US equities are remaining comfortable. It seems reasonably clear that Japan was set for a further upward move in economic activity prior to the earthquake and tsunami. That has been thrown off course by a major natural disaster and the fall-out from the nuclear problems at Fukushima. Domestically, the disaster has led to a shift in consumer attitudes in Japan towards great caution. In the short-term, there has been considerable industrial disruption, although instincts say this will be short lived and, indeed, has been substantially ameliorated already.
Last week saw a recovery in equity markets and in the US dollar. The recovery though was not uniform – Japan missed out but North America did particularly well. The MST Resources fund bounced sharply, followed by the Melchior North American Opportunities fund. There remain lots of reasons to be cautious – continuing difficulties in the Middle East, fears of nuclear fall-out in Japan and the on-going wrangling by Eurozone nations about how to handle the peripheral countries of the system – Greece, Ireland and Portugal.
Last week was a violent week. Investors were whipped into a degree of hysteria over developments in Japan and the Middle East that was almost certainly unjustified. The Japanese equity market, in particular, fell sharply, although there was some recovery on Thursday and Friday. It is difficult to gauge the extent of that recovery because the Japanese market was closed today. The other area that suffered notably was various raw material prices, including uranium, and this had an impact on the MST Resources fund.
Last week was thoroughly difficult. In the US, there was one near 90% down day and then a 94% down day on Thursday - only partially recovered on Friday. Investor fears are clear and varied. In respect of Libya, the Western allies in NATO appear to lack agreement on intervention leaving existing regimes a free hand to be brutal. Oil prices have fallen for five days in a row. The European authorities edged towards some further accommodation for Greece and by implication for Ireland and, in due course, Portugal.

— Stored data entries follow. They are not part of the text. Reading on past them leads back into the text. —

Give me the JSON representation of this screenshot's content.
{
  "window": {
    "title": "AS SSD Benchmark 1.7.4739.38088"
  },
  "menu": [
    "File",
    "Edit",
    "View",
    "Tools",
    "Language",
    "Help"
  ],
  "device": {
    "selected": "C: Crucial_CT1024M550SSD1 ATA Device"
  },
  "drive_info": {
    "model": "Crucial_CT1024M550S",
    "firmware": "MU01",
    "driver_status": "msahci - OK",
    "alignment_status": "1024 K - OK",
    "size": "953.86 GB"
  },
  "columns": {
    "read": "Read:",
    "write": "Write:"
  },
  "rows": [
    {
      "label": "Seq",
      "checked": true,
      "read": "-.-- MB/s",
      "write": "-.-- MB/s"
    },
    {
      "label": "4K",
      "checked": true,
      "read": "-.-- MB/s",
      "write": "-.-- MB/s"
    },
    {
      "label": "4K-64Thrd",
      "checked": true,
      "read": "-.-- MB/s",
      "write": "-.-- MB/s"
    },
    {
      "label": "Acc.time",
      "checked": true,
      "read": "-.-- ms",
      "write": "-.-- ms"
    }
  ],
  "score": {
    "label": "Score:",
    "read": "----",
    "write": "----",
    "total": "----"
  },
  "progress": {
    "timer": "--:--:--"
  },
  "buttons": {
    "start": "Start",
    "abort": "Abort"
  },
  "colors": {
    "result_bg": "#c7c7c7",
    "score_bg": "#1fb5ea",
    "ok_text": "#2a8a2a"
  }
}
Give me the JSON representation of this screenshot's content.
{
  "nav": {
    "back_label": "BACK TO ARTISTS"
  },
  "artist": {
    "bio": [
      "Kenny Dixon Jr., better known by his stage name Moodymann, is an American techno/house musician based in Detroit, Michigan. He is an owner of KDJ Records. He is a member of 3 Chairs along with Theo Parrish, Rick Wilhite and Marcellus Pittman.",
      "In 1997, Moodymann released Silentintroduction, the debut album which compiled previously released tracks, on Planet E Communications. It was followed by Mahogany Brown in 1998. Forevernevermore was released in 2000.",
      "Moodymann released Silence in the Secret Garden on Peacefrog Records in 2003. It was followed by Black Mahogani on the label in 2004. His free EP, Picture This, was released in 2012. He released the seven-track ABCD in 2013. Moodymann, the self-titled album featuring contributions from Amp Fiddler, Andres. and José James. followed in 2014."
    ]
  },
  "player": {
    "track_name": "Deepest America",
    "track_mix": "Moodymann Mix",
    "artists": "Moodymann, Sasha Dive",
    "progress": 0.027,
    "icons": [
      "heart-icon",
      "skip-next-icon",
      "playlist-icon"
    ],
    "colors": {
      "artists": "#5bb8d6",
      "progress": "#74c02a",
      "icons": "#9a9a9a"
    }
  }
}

Last week was choppy with a near 90% down day on Tuesday and a near 90% up day on Thursday. Equity markets continued to be in thrall over events in Libya and the oil price was higher at the end of the week than at the beginning. Overall the S&P index was off 0.46% although the MSCI AC World index was up 0.15%. There was a recovery in Asia ex-Japan and in the emerging markets generally. The Melchior Asian Opportunities fund rose by 3.39% despite some weakness today.
Last week was choppy. It was also the week of Libya and of higher oil prices. A rise in the price of oil is essentially the equivalent of a tax increase paid by energy users to energy producers. In the case of oil, the markets are transferring money de facto from the private sectors of the world economy to the public sectors, given that oil profits are captured almost universally by states or governments. A massive transfer of wealth to the public sector is rarely conducive to economic growth.
Equity markets continued their general advance last week. Economic momentum continues to firm up – a thought attested by Goldman Sachs' leading economic indicator momentum measure. However, political battles lie ahead. The youth revolution in the Middle East marches on – Libya and Bahrain the latest hot spots. There are protesters on the streets of Tehran too.
Last week, markets fluctuated with the ups and downs of Egyptian sentiment. Mr Mubarak's departure at the end of the week ensured that the US equity market closed higher. That was followed through in Asia on Monday morning of this week. The Japanese equity market was also up, having been closed for a public holiday on Friday. Money, though, continued to flow out of Asian and emerging markets. The perception of a US recovery is becoming more entrenched.